La mamá y sus pollitos. Foto tomada por Manuela Echeverri
Durante una visita a una producción porcícola, de un momento a otro, salió un perro de esos que uno no logra establecer la edad, el mestizaje ni nada. Claro, como buen canino pequeño con delirio de grandeza, ladraba sin parar y por si eso no bastara se lanzó sobre mi muslo con una furia digna de admirar, pero como no me dolía, pensé “es la adrenalina, pero seguro ya me clavó el colmillo”; por suerte, además de pequeño, feo y bulloso, era mueco; sin embargo, por poco y tienen que contratar una grúa para quitármelo de encima, eso sí, a sus dueños eso no los avergonzó para pedirme el favor de revisar a semejante dinosaurio.

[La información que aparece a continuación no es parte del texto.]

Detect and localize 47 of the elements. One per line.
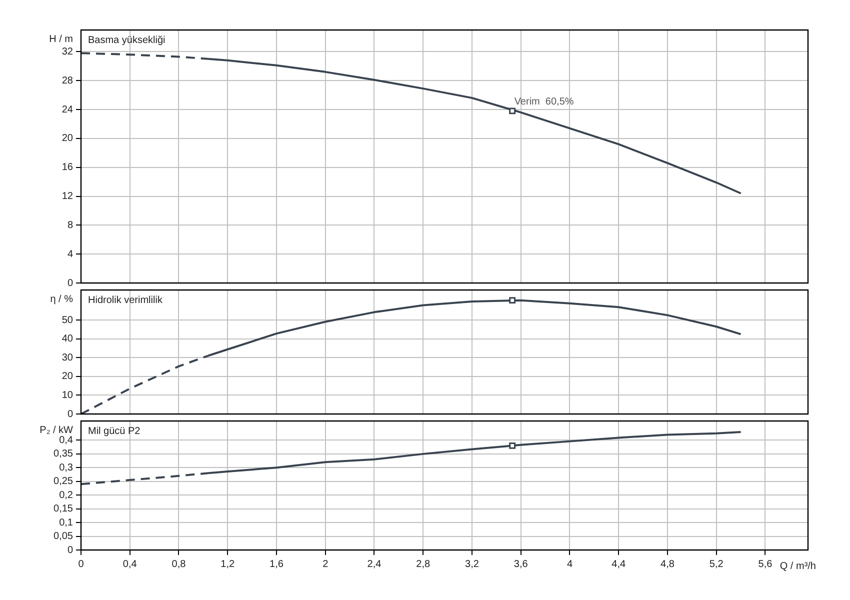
y-tick-label: 0 [67,278,74,289]
annotation: Verim 60,5% [514,96,574,108]
y-tick-label: 0,35 [54,448,74,460]
annotation: Mil gücü P2 [88,426,141,437]
y-tick-label: 50 [62,314,74,326]
y-tick-label: 0 [67,544,74,556]
y-tick-label: 0,3 [59,462,74,474]
y-tick-label: 0,15 [54,504,74,515]
y-tick-label: 0,2 [59,490,74,501]
y-tick-label: 40 [62,334,74,345]
x-tick-label: 4,4 [612,558,626,570]
y-axis-title: η / % [50,294,74,305]
y-tick-label: 4 [67,248,74,260]
x-tick-label: 0 [78,558,84,570]
y-tick-label: 10 [62,390,74,401]
x-tick-label: 4,8 [660,558,675,570]
x-tick-label: 5,6 [758,558,773,570]
y-tick-label: 24 [62,104,74,116]
y-tick-label: 0,4 [59,434,74,446]
y-tick-label: 32 [62,46,74,58]
x-tick-label: 0,4 [122,558,138,570]
y-tick-label: 20 [62,371,74,382]
y-axis-title: H / m [49,34,73,45]
y-axis-title: P₂ / kW [40,424,74,436]
y-tick-label: 30 [62,352,74,364]
x-tick-label: 1,6 [270,558,284,570]
y-tick-label: 0,1 [59,517,74,528]
y-tick-label: 20 [62,133,74,144]
y-tick-label: 28 [62,75,74,86]
y-tick-label: 16 [62,162,74,174]
x-tick-label: 5,2 [709,558,724,570]
annotation: Hidrolik verimlilik [88,294,164,306]
y-tick-label: 12 [62,191,74,202]
x-tick-label: 4 [566,558,573,570]
y-tick-label: 8 [67,220,74,231]
x-axis-title: Q / m³/h [780,560,816,572]
y-tick-label: 0,05 [54,531,74,542]
x-tick-label: 2,8 [416,558,431,570]
annotation: Basma yüksekliği [88,34,166,46]
y-tick-label: 0 [67,408,74,420]
x-tick-label: 0,8 [172,558,186,570]
x-tick-label: 2 [322,558,329,570]
y-tick-label: 0,25 [54,476,74,488]
x-tick-label: 3,6 [514,558,528,570]
x-tick-label: 3,2 [465,558,480,570]
x-tick-label: 1,2 [220,558,236,570]
x-tick-label: 2,4 [367,558,382,570]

Foto tomada por: James Watson en Unsplash
Sin lugar a dudas, todos tenemos nuestro propio baúl de recuerdos, recuerdos con los que sonreímos, nos llenamos de nostalgia y gratitud, pero lo más importante es que el camino que hemos recorrido es el que nos ha enseñado y llevado al lugar en el que hoy nos encontramos. En mi caso, ese niño del pez beta me invita a recordar que ser estudiante es una actitud y en que no hay nada de malo en aceptar no tener todas las respuestas.